ROSE [with the glibness and unfeelingness of youth]: It had to happen sooner or later. Was she very angry?
MICHAEL: Not exactly angry.
ROSE: You’ve had an awful time.
MICHAEL: Other people are having an awful time.
ROSE: Yes, of course. It’s terribly sad, but we’ll be all right.
You’ll see. And people get over everything.
MICHAEL: She cried a great deal. I left her crying.
JAMES: Please open the door. I feel like an accomplice.
ROSE: I’m sorry, Uncle. [She opens the door for his chair to pass.]
JAMES: Come and see me when you’ve done.
ROSE: You don’t think I’d go away without saying good-bye?
[Turning to MICHAEL after shutting the door.] Darling, tell me what you’ve planned.
MICHAEL: My plans haven’t been a success. My wife won’t divorce me. We may never be able to marry.
ROSE [with momentary disappointment]: Oh! [She sweeps her disappointment aside.] It doesn’t really matter, does it? It wouldn’t have been a real marriage, anyway. And—somebody may die.
MICHAEL: You’re a Catholic. I never knew any Catholics before—except your mother.

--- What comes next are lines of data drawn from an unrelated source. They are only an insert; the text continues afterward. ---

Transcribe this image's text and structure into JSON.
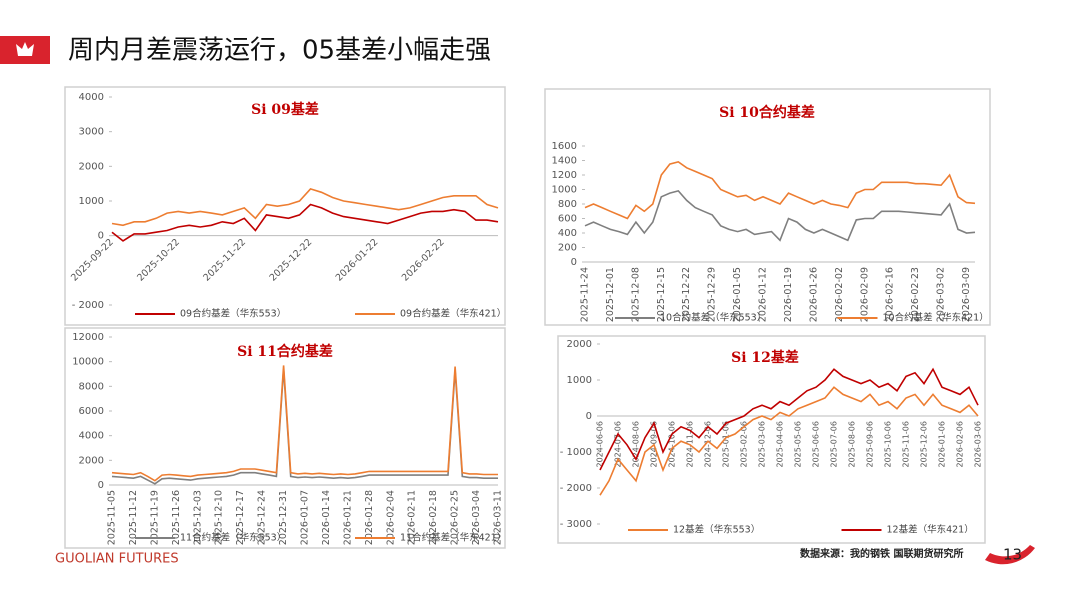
{
  "header": {
    "title": "周内月差震荡运行，05基差小幅走强"
  },
  "footer": {
    "brand": "GUOLIAN FUTURES",
    "source": "数据来源：我的钢铁  国联期货研究所",
    "page": "13"
  },
  "chart_data": [
    {
      "type": "line",
      "title": "Si 09基差",
      "categories": [
        "2025-09-22",
        null,
        null,
        null,
        null,
        null,
        "2025-10-22",
        null,
        null,
        null,
        null,
        null,
        "2025-11-22",
        null,
        null,
        null,
        null,
        null,
        "2025-12-22",
        null,
        null,
        null,
        null,
        null,
        "2026-01-22",
        null,
        null,
        null,
        null,
        null,
        "2026-02-22",
        null,
        null,
        null,
        null,
        null
      ],
      "ylim": [
        -2000,
        4000
      ],
      "yticks": [
        {
          "value": -2000,
          "label": "- 2000"
        },
        0,
        1000,
        2000,
        3000,
        4000
      ],
      "series": [
        {
          "name": "09合约基差（华东553）",
          "color": "#c00000",
          "values": [
            100,
            -150,
            50,
            50,
            100,
            150,
            250,
            300,
            250,
            300,
            400,
            350,
            500,
            150,
            600,
            550,
            500,
            600,
            900,
            800,
            650,
            550,
            500,
            450,
            400,
            350,
            450,
            550,
            650,
            700,
            700,
            750,
            700,
            450,
            450,
            400
          ]
        },
        {
          "name": "09合约基差（华东421）",
          "color": "#ed7d31",
          "values": [
            350,
            300,
            400,
            400,
            500,
            650,
            700,
            650,
            700,
            650,
            600,
            700,
            800,
            500,
            900,
            850,
            900,
            1000,
            1350,
            1250,
            1100,
            1000,
            950,
            900,
            850,
            800,
            750,
            800,
            900,
            1000,
            1100,
            1150,
            1150,
            1150,
            900,
            800
          ]
        }
      ]
    },
    {
      "type": "line",
      "title": "Si 10合约基差",
      "categories": [
        "2025-11-24",
        null,
        null,
        "2025-12-01",
        null,
        null,
        "2025-12-08",
        null,
        null,
        "2025-12-15",
        null,
        null,
        "2025-12-22",
        null,
        null,
        "2025-12-29",
        null,
        null,
        "2026-01-05",
        null,
        null,
        "2026-01-12",
        null,
        null,
        "2026-01-19",
        null,
        null,
        "2026-01-26",
        null,
        null,
        "2026-02-02",
        null,
        null,
        "2026-02-09",
        null,
        null,
        "2026-02-16",
        null,
        null,
        "2026-02-23",
        null,
        null,
        "2026-03-02",
        null,
        null,
        "2026-03-09",
        null
      ],
      "ylim": [
        0,
        1600
      ],
      "yticks": [
        0,
        200,
        400,
        600,
        800,
        1000,
        1200,
        1400,
        1600
      ],
      "series": [
        {
          "name": "10合约基差（华东553）",
          "color": "#7f7f7f",
          "values": [
            500,
            550,
            500,
            450,
            420,
            380,
            550,
            400,
            550,
            900,
            950,
            980,
            850,
            750,
            700,
            650,
            500,
            450,
            420,
            450,
            380,
            400,
            420,
            300,
            600,
            550,
            450,
            400,
            450,
            400,
            350,
            300,
            580,
            600,
            600,
            700,
            700,
            700,
            690,
            680,
            670,
            660,
            650,
            800,
            450,
            400,
            410
          ]
        },
        {
          "name": "10合约基差（华东421）",
          "color": "#ed7d31",
          "values": [
            750,
            800,
            750,
            700,
            650,
            600,
            780,
            700,
            800,
            1200,
            1350,
            1380,
            1300,
            1250,
            1200,
            1150,
            1000,
            950,
            900,
            920,
            850,
            900,
            850,
            800,
            950,
            900,
            850,
            800,
            850,
            800,
            780,
            750,
            950,
            1000,
            1000,
            1100,
            1100,
            1100,
            1100,
            1080,
            1080,
            1070,
            1060,
            1200,
            900,
            820,
            810
          ]
        }
      ]
    },
    {
      "type": "line",
      "title": "Si 11合约基差",
      "categories": [
        "2025-11-05",
        null,
        null,
        "2025-11-12",
        null,
        null,
        "2025-11-19",
        null,
        null,
        "2025-11-26",
        null,
        null,
        "2025-12-03",
        null,
        null,
        "2025-12-10",
        null,
        null,
        "2025-12-17",
        null,
        null,
        "2025-12-24",
        null,
        null,
        "2025-12-31",
        null,
        null,
        "2026-01-07",
        null,
        null,
        "2026-01-14",
        null,
        null,
        "2026-01-21",
        null,
        null,
        "2026-01-28",
        null,
        null,
        "2026-02-04",
        null,
        null,
        "2026-02-11",
        null,
        null,
        "2026-02-18",
        null,
        null,
        "2026-02-25",
        null,
        null,
        "2026-03-04",
        null,
        null,
        "2026-03-11"
      ],
      "ylim": [
        0,
        12000
      ],
      "yticks": [
        0,
        2000,
        4000,
        6000,
        8000,
        10000,
        12000
      ],
      "series": [
        {
          "name": "11合约基差（华东553）",
          "color": "#7f7f7f",
          "values": [
            700,
            650,
            600,
            550,
            700,
            400,
            100,
            500,
            550,
            500,
            450,
            400,
            500,
            550,
            600,
            650,
            700,
            800,
            1000,
            1000,
            1000,
            900,
            800,
            700,
            9400,
            700,
            600,
            650,
            600,
            650,
            600,
            550,
            600,
            550,
            600,
            700,
            800,
            800,
            800,
            800,
            800,
            800,
            800,
            800,
            800,
            800,
            800,
            800,
            9300,
            700,
            600,
            600,
            550,
            550,
            550
          ]
        },
        {
          "name": "11合约基差（华东421）",
          "color": "#ed7d31",
          "values": [
            1000,
            950,
            900,
            850,
            1000,
            700,
            350,
            800,
            850,
            800,
            750,
            700,
            800,
            850,
            900,
            950,
            1000,
            1100,
            1300,
            1300,
            1300,
            1200,
            1100,
            1000,
            9700,
            1000,
            900,
            950,
            900,
            950,
            900,
            850,
            900,
            850,
            900,
            1000,
            1100,
            1100,
            1100,
            1100,
            1100,
            1100,
            1100,
            1100,
            1100,
            1100,
            1100,
            1100,
            9600,
            1000,
            900,
            900,
            850,
            850,
            850
          ]
        }
      ]
    },
    {
      "type": "line",
      "title": "Si 12基差",
      "categories": [
        "2024-06-06",
        null,
        "2024-07-06",
        null,
        "2024-08-06",
        null,
        "2024-09-06",
        null,
        "2024-10-06",
        null,
        "2024-11-06",
        null,
        "2024-12-06",
        null,
        "2025-01-06",
        null,
        "2025-02-06",
        null,
        "2025-03-06",
        null,
        "2025-04-06",
        null,
        "2025-05-06",
        null,
        "2025-06-06",
        null,
        "2025-07-06",
        null,
        "2025-08-06",
        null,
        "2025-09-06",
        null,
        "2025-10-06",
        null,
        "2025-11-06",
        null,
        "2025-12-06",
        null,
        "2026-01-06",
        null,
        "2026-02-06",
        null,
        "2026-03-06"
      ],
      "ylim": [
        -3000,
        2000
      ],
      "yticks": [
        {
          "value": -3000,
          "label": "- 3000"
        },
        {
          "value": -2000,
          "label": "- 2000"
        },
        {
          "value": -1000,
          "label": "- 1000"
        },
        0,
        1000,
        2000
      ],
      "series": [
        {
          "name": "12基差（华东553）",
          "color": "#ed7d31",
          "values": [
            -2200,
            -1800,
            -1200,
            -1500,
            -1800,
            -1000,
            -800,
            -1500,
            -900,
            -700,
            -800,
            -1000,
            -700,
            -900,
            -600,
            -500,
            -300,
            -100,
            0,
            -100,
            100,
            0,
            200,
            300,
            400,
            500,
            800,
            600,
            500,
            400,
            600,
            300,
            400,
            200,
            500,
            600,
            300,
            600,
            300,
            200,
            100,
            300,
            0
          ]
        },
        {
          "name": "12基差（华东421）",
          "color": "#c00000",
          "values": [
            -1500,
            -1000,
            -500,
            -800,
            -1200,
            -600,
            -200,
            -1000,
            -500,
            -300,
            -400,
            -600,
            -300,
            -500,
            -200,
            -100,
            0,
            200,
            300,
            200,
            400,
            300,
            500,
            700,
            800,
            1000,
            1300,
            1100,
            1000,
            900,
            1000,
            800,
            900,
            700,
            1100,
            1200,
            900,
            1300,
            800,
            700,
            600,
            800,
            300
          ]
        }
      ]
    }
  ]
}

ROSE: Perhaps I’m only half one. Fa
ther wasn’t.
MICHAEL: You never knew him, did you?
ROSE: No. But I’ve seen lots of photographs. He had a nose rather like yours.
MICHAEL [with bitterness]: I never noticed that.
ROSE: Shall I pack now? [She begins to get her things together in a small suitcase while the dialogue continues.]
MICHAEL: You don’t mind—about the Church?
ROSE [lightly as she goes to the bathroom for her spongebag and pyjamas]: Oh, I expect it will come all right in the end. I shall make a deathbed confession and die in the odour of sanctity.
MICHAEL [as she comes out again]: Our children will be illegitimate.
ROSE: Bastards are the best, so Shakespeare says. [She folds up the pyjamas and puts them in her case.]
We did King John my last term at school. The nuns hurried over those bits. There was a nice phrase for bastards—‘born under the rose’. I liked Faulconbridge. Oh, what an age ago it seems—
MICHAEL: Your aunts won’t let you come back here.
ROSE [crossing to a cupboard to fetch a frock]: Do you think I care? Darling, I can’t bear this house. It gives me the creeps. Do you know why they’ve closed the rooms?
MICHAEL: Yes.
ROSE: I can’t help wondering which of them will die where. If one of them died in here, they wouldn’t have enough rooms to live in. It’s really awful. Like something in Edgar Allen Poe.
MICHAEL: What a lot of books you’ve read.
ROSE: You aren’t angry, about something, are you? I’ll do anything you say. Just tell me where to go, and I’ll go. Like Ruth. ‘Your people shall be my people.’ I suppose your people are all psychologists.
MICHAEL: Not all.
ROSE: I’ve read Freud in Penguin. The Psychology of Every day Life.
MICHAEL: You have, have you?
ROSE: Darling, something’s fretting you. You haven’t fallen in love with another woman?
MICHAEL: No. I finished all that with you.
ROSE: I shall never be sure of that. You didn’t waste much time with me.
MICHAEL: I haven’t much time to waste.